If the warming since 1950 was caused by humans, then what caused the warming during the period 1910–1940? The period 1910–1940 comprises about 40% of the warming since 1900, but is associated with only 10% of the carbon dioxide increase since 1900. Clearly, human emissions of greenhouse gases played little role in this early warming. The mid-century period of slight cooling from 1940 to 1975—referred to as the ‘grand hiatus’—has also not been satisfactorily explained. [Curry pp. 10-11, bold added.]

If you study the reproduced Figure 3 above, in light of Curry’s commentary, you can see why a growing number of scientists—many of whom are quite respectable—are contemplating the possibility that the UN and other “official” bodies have been overstating the climate system’s sensitivity to carbon dioxide.

Remember, there’s “wiggle room” afforded by the computational shortcuts that the professional modelers need to take, due to the coarseness of their grids in representing the Earth’s climate. After the fact, they can look at the history of carbon dioxide concentration, temperature readings, etc. in order to adjust the knobs on their model, in order to get a decent fit.

For example, if the higher range of potency attributed to carbon dioxide is correct, it poses a puzzle for the global cooling that occurred from the 1940s through the 1970s. (This phenomenon was what prompted Leonard Nimoy to warn the public about a coming ice age in 1978.)  But wait—something else changed during the 20th century, besides continuously rising atmospheric concentrations of CO2. Namely, the amount of soot in the air from conventional air pollution first increased because of a growing economy, then decreased because of changing practices among advanced countries (popularly attributed to regulations on air quality but see my dissent).

By adjusting the dials on the effect of aerosols in reflecting some of the incoming solar radiation, climate scientists today can make their “hindcasts” of past temperature changes roughly line up with historical observations, while assuming that additional carbon dioxide has a potent effect on driving further warming.
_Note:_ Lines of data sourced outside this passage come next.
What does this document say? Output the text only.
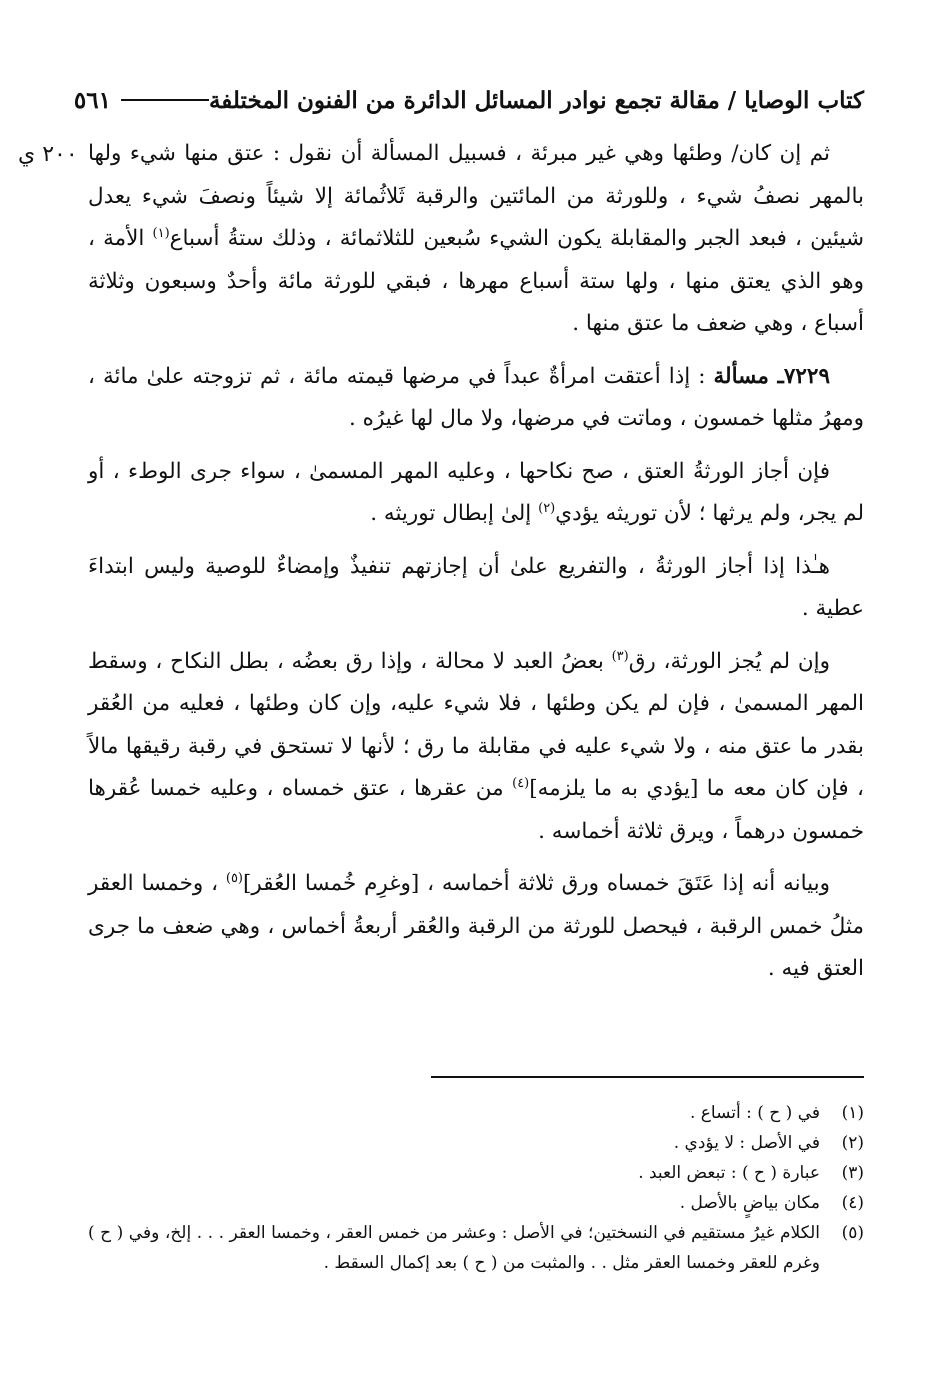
كتاب الوصايا / مقالة تجمع نوادر المسائل الدائرة من الفنون المختلفة
٥٦١
٢٠٠ ي ثم إن كان/ وطئها وهي غير مبرئة ، فسبيل المسألة أن نقول : عتق منها شيء ولها بالمهر نصفُ شيء ، وللورثة من المائتين والرقبة ثَلاثُمائة إلا شيئاً ونصفَ شيء يعدل شيئين ، فبعد الجبر والمقابلة يكون الشيء سُبعين للثلاثمائة ، وذلك ستةُ أسباع$^{(١)}$ الأمة ، وهو الذي يعتق منها ، ولها ستة أسباع مهرها ، فبقي للورثة مائة وأحدٌ وسبعون وثلاثة أسباع ، وهي ضعف ما عتق منها .

٧٢٢٩ـ مسألة : إذا أعتقت امرأةٌ عبداً في مرضها قيمته مائة ، ثم تزوجته علىٰ مائة ، ومهرُ مثلها خمسون ، وماتت في مرضها، ولا مال لها غيرُه .

فإن أجاز الورثةُ العتق ، صح نكاحها ، وعليه المهر المسمىٰ ، سواء جرى الوطء ، أو لم يجر، ولم يرثها ؛ لأن توريثه يؤدي$^{(٢)}$ إلىٰ إبطال توريثه .

هـٰذا إذا أجاز الورثةُ ، والتفريع علىٰ أن إجازتهم تنفيذٌ وإمضاءٌ للوصية وليس ابتداءَ عطية .

وإن لم يُجز الورثة، رق$^{(٣)}$ بعضُ العبد لا محالة ، وإذا رق بعضُه ، بطل النكاح ، وسقط المهر المسمىٰ ، فإن لم يكن وطئها ، فلا شيء عليه، وإن كان وطئها ، فعليه من العُقر بقدر ما عتق منه ، ولا شيء عليه في مقابلة ما رق ؛ لأنها لا تستحق في رقبة رقيقها مالاً ، فإن كان معه ما [يؤدي به ما يلزمه]$^{(٤)}$ من عقرها ، عتق خمساه ، وعليه خمسا عُقرها خمسون درهماً ، ويرق ثلاثة أخماسه .

وبيانه أنه إذا عَتَقَ خمساه ورق ثلاثة أخماسه ، [وغرِم خُمسا العُقر]$^{(٥)}$ ، وخمسا العقر مثلُ خمس الرقبة ، فيحصل للورثة من الرقبة والعُقر أربعةُ أخماس ، وهي ضعف ما جرى العتق فيه .

(١)
في ( ح ) : أتساع .
(٢)
في الأصل : لا يؤدي .
(٣)
عبارة ( ح ) : تبعض العبد .
(٤)
مكان بياضٍ بالأصل .
(٥)
الكلام غيرُ مستقيم في النسختين؛ في الأصل : وعشر من خمس العقر ، وخمسا العقر . . . إلخ، وفي ( ح ) وغرم للعقر وخمسا العقر مثل . . والمثبت من ( ح ) بعد إكمال السقط .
But once we leave “hindcasts” and go to a genuine forecast period, the models no longer match the observations very well—as I pointed out in Part 1 of this series.


The people involved in “establishment” climate science are not dumb, and I don’t think they are twirling their mustaches in smoke-filled rooms. However, the creators and biggest fans of the current crop of climate models are not unbiased judges of how much confidence policymakers and the public should be putting in the results that the computers pump out.

There are many scientists—some of whom have awards in climate science and have even participated in previous versions of the IPCC’s reports—who disagree with the claims that climate change poses an existential threat to humanity unless governments enact major new interventions in the energy and transportation sectors. The loudest voices in the alarmist camp, and especially those labeling dissenters as “science deniers,” are bluffing.

In this post I’ve explained the basics of how the climate computer models work, and why scientists are still uncertain about even seemingly basic topics like clouds. There are several parameters that can be tweaked to make the models reasonably match observed temperatures after the fact, but when it comes to genuine forecasts, it seems that the current models still place too much weight on additional carbon dioxide.

In the next and final article in this 3-part series, I will summarize the perspectives of more climate scientists, who are both “for” and “against” the current IPCC orthodoxy. In closing, let me offer one final plea to outside intellectuals to investigate why the establishment figures are claiming “consensus” on what is a fairly radical set of government policy proposals, to see if you think their case is as solid as they claim.